The High level design proposes the main components and their interaction. A Frontend Application handles the user requests and forwards request to the api server. This API server is responsible for handling the CRUD operations, mentioned in the API design. The paste's content is stored in s3 and the metadata stores everything else including user and metadata about the pastes. the objects stored in s3 are referenced in the metadata as well to have the correct linking between a paste and its actual content

Detailed component design

flowchart TD

n0["Client"];

n1["CDN"];

n2[("Object Storage")];

n3["Load Balancer"];

n4["Write Service"];

n6["Read Service"];

n10[("Master Metadata")];

n11[("Slave Metadata")];

n13[("Slave Metadata")];

n16[("Metadata Cache")];

n17["[Async] Cleanup Service"];

n18["Message Broker [Replicator]"];

n0 --> n1;

n1 --> n2;

n0 --> n3;

n3 --> n4;

n3 --> n6;

n4 --> n10;

n4 --> n2;

n6 --> n11;

n6 --> n13;

n6 --> n16;

n17 --> n10;

n17 --> n2;

n4 --> n18;

n18 --> n13;

n18 --> n11;

Trade offs/Tech choices

First we introduce a CDN for the object storage s3. We'll serve the objects from S3 via a CDN, so we can leverage the cache of the CDN and the geo optimized serving of the objects.

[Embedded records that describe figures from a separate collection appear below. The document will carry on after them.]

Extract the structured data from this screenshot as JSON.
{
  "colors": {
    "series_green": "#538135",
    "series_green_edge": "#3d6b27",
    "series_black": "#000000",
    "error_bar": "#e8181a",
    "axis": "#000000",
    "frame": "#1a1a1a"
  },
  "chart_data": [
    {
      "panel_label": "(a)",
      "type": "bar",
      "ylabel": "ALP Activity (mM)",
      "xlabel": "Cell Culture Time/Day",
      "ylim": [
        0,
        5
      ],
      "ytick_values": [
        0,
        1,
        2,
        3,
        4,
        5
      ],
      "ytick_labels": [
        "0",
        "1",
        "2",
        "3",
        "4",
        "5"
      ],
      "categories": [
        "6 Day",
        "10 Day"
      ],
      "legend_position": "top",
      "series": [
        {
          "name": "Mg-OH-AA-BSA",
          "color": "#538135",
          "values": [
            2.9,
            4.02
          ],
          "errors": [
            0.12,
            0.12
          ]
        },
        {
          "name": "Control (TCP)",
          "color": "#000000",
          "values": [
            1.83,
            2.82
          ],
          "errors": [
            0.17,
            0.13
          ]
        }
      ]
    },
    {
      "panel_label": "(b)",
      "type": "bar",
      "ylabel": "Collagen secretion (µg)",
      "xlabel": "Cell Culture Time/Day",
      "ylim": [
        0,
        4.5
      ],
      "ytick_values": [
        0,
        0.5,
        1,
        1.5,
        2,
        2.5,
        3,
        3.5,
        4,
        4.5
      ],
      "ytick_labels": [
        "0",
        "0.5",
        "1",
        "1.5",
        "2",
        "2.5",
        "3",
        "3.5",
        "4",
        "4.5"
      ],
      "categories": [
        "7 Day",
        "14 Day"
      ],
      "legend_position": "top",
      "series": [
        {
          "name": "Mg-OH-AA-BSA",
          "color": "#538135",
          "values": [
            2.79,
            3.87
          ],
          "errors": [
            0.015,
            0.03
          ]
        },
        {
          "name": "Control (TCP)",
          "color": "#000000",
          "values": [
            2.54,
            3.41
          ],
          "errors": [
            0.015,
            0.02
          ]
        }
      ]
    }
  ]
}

The client hits a load balancer / api gateway as the backend is separated between a write and a read service. The mainr eason for this is the leader based replication we're approaching for the data storage of the metadata. As it's a very read heavy system, we need to ensure high availability on the data and thus it can hit sclaability and availability limits when we just use a single data storage instance.

We choose one master and multiple slaves (2 in this case, but can easily be extended). All the write requests are exclusively going to the master.

Now the need arises to keep the replicas in sync. Here we definitely favor async replication by trading off eventual consistency. Consistency is important in our case, but it doesn't need to be immediate and strong. More important is the availability and the durability. So we introduce a message broker which notifies all replicas about changes on the slave.

As we have a read heavy system, we introduce cache for the metadata. Here we use redis for it. We aim for a high hit ratio on the cache.

Lastly we need to consider the expiry date. Here another service is introduced which handles the cleanup asynchronously, The data can be synced via cron or even in the same message broker for the write replica to notify about the expiry dates of the pastes. Then it can delete the expired pastes and clean up both the storage and the metadata.

Failure scenarios/bottlenecks

As we use leader based replication with a single leader, changing the leader on failure is something we need to consider so we don't block writes in case of failure. We somehow introduce a single point of failure, so we need to make it reislient.

The replica count for the slaves might be increasing in future.

Future improvements

Even if we leverage the cache of the CDN for the objects in s3, with more scale we can think of additional caching mechanisms for the files stored in s3, so we don't need to read from the origin all the time.